OpenSea, un tempo dominatore incontrastato, ha perso oltre il 90% delle transazioni da quando ha eliminato le campagne di incentivi, segnale che la liquidità era sostenuta più da bonus che da reale domanda. Le collezioni simbolo – dai Bored Apes ai pixel dei CryptoPunk – hanno visto i price floor evaporare, trascinando con sé un esercito di investitori rimasti “illiquidi” in asset oggi invendibili.
Che fine hanno fatto gli NFT? Le ragioni di un crollo
A innescare la discesa non è stato un difetto strutturale della tecnologia, ma l’uso che se n’è fatto. Come nota l’analista Nicolai Sondergaard, gli NFT sono stati “memificati”, ridotti a biglietti della lotteria digitale: si comprava sull’onda della FOMO con l’unico scopo di rivendere a qualcuno disposto a pagare di più.
Quando la liquidità speculativa si è ritirata, è emersa la fragilità di modelli basati su avatar di scimmie e promesse di “utility” mai realizzate. Le commissioni di rete elevate e la mancanza di tutele legali hanno fatto il resto, spingendo collezionisti occasionali a tornare verso asset più liquidi. In questo contesto, i progetti privi di fondamenta si sono semplicemente svuotati: il tempo medio di vita di una collezione NFT oggi è 1,14 anni, meno della metà di un progetto crypto generico.
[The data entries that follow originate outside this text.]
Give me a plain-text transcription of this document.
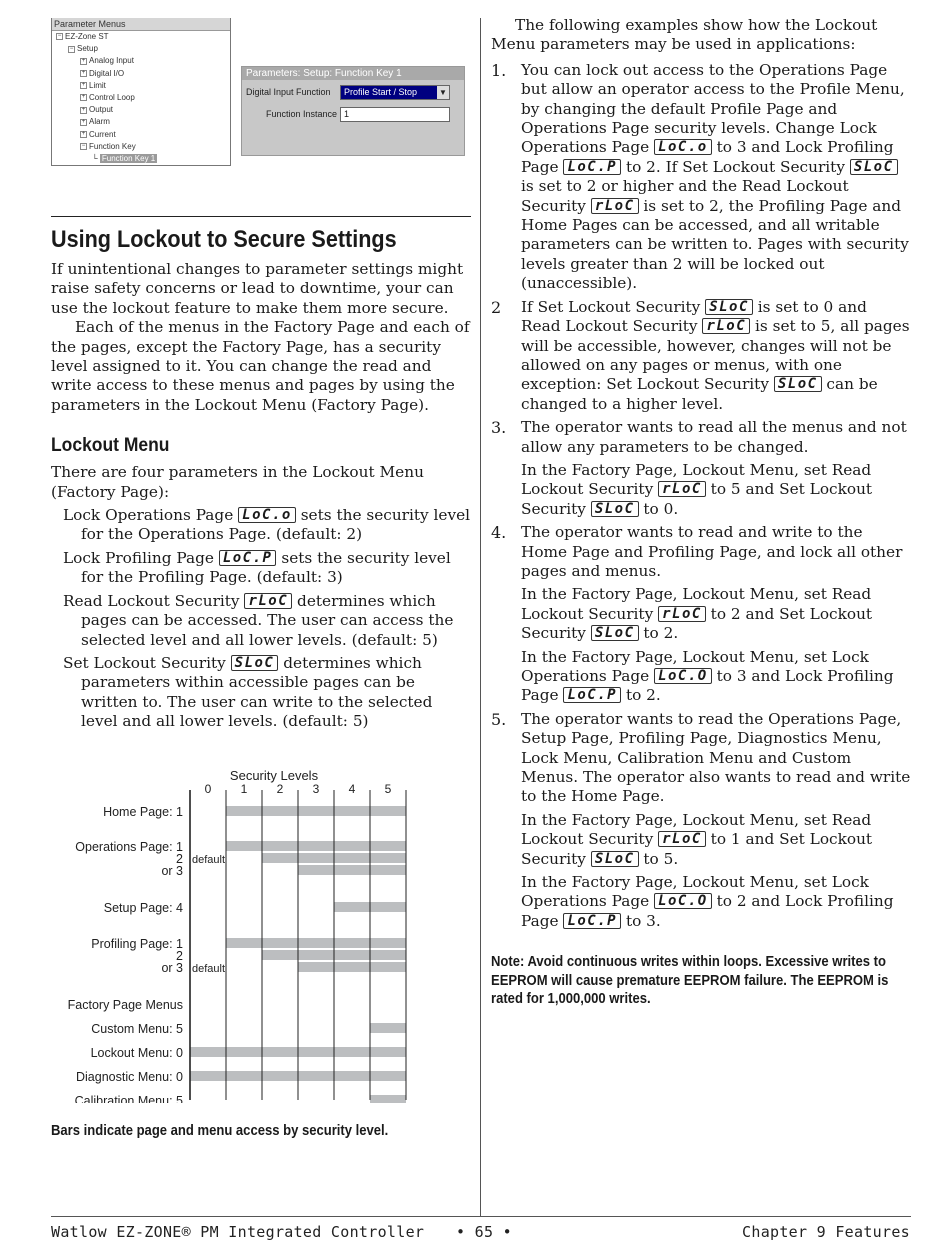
Parameter Menus
− EZ-Zone ST
− Setup
+ Analog Input
+ Digital I/O
+ Limit
+ Control Loop
+ Output
+ Alarm
+ Current
− Function Key
└ Function Key 1
Parameters: Setup: Function Key 1
Digital Input Function	Profile Start / Stop	▼
Function Instance 1
Using Lockout to Secure Settings

If unintentional changes to parameter settings might raise safety concerns or lead to downtime, your can use the lockout feature to make them more secure.

Each of the menus in the Factory Page and each of the pages, except the Factory Page, has a security level assigned to it. You can change the read and write access to these menus and pages by using the parameters in the Lockout Menu (Factory Page).

Lockout Menu

There are four parameters in the Lockout Menu (Factory Page):

Lock Operations Page LoC.o sets the security level for the Operations Page. (default: 2)

Lock Profiling Page LoC.P sets the security level for the Profiling Page. (default: 3)

Read Lockout Security rLoC determines which pages can be accessed. The user can access the selected level and all lower levels. (default: 5)

Set Lockout Security SLoC determines which parameters within accessible pages can be written to. The user can write to the selected level and all lower levels. (default: 5)

Security Levels
0 1 2 3 4 5
Home Page: 1
Operations Page: 1
2 default
or 3
Setup Page: 4
Profiling Page: 1
2
or 3 default
Factory Page Menus
Custom Menu: 5
Lockout Menu: 0
Diagnostic Menu: 0
Calibration Menu: 5
Bars indicate page and menu access by security level.

The following examples show how the Lockout Menu parameters may be used in applications:

1. You can lock out access to the Operations Page but allow an operator access to the Profile Menu, by changing the default Profile Page and Operations Page security levels. Change Lock Operations Page LoC.o to 3 and Lock Profiling Page LoC.P to 2. If Set Lockout Security SLoC is set to 2 or higher and the Read Lockout Security rLoC is set to 2, the Profiling Page and Home Pages can be accessed, and all writable parameters can be written to. Pages with security levels greater than 2 will be locked out (unaccessible).

2 If Set Lockout Security SLoC is set to 0 and Read Lockout Security rLoC is set to 5, all pages will be accessible, however, changes will not be allowed on any pages or menus, with one exception: Set Lockout Security SLoC can be changed to a higher level.

3. The operator wants to read all the menus and not allow any parameters to be changed.

In the Factory Page, Lockout Menu, set Read Lockout Security rLoC to 5 and Set Lockout Security SLoC to 0.

4. The operator wants to read and write to the Home Page and Profiling Page, and lock all other pages and menus.

In the Factory Page, Lockout Menu, set Read Lockout Security rLoC to 2 and Set Lockout Security SLoC to 2.

In the Factory Page, Lockout Menu, set Lock Operations Page LoC.O to 3 and Lock Profiling Page LoC.P to 2.

5. The operator wants to read the Operations Page, Setup Page, Profiling Page, Diagnostics Menu, Lock Menu, Calibration Menu and Custom Menus. The operator also wants to read and write to the Home Page.

In the Factory Page, Lockout Menu, set Read Lockout Security rLoC to 1 and Set Lockout Security SLoC to 5.

In the Factory Page, Lockout Menu, set Lock Operations Page LoC.O to 2 and Lock Profiling Page LoC.P to 3.

Note: Avoid continuous writes within loops. Excessive writes to EEPROM will cause premature EEPROM failure. The EEPROM is rated for 1,000,000 writes.
Watlow EZ-ZONE® PM Integrated Controller • 65 •	Chapter 9 Features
Quindi, investire in NFT ha ancora senso? O meglio, esiste ancora questa possibilità?
Dove gli NFT funzionano davvero: casi d’uso post‑hype
Mentre il mercato retail si sgonfiava, alcuni brand hanno iniziato a usare gli NFT come mattoni infrastrutturali, non come oggetti da collezione. Nike, con la piattaforma .SWOOSH, consente ai membri di co‑creare articoli virtuali e ottenere accesso anticipato a sneaker fisiche: un programma di loyalty che lega punti digitali e benefit reali.
Ticketmaster ha sperimentato i “token‑gated sales” con gli Avenged Sevenfold, usando NFT su Flow per offrire ai fan corsie preferenziali e biglietti anti‑bot: finora oltre 15 milioni di pass digitali sono stati emessi con questa tecnologia.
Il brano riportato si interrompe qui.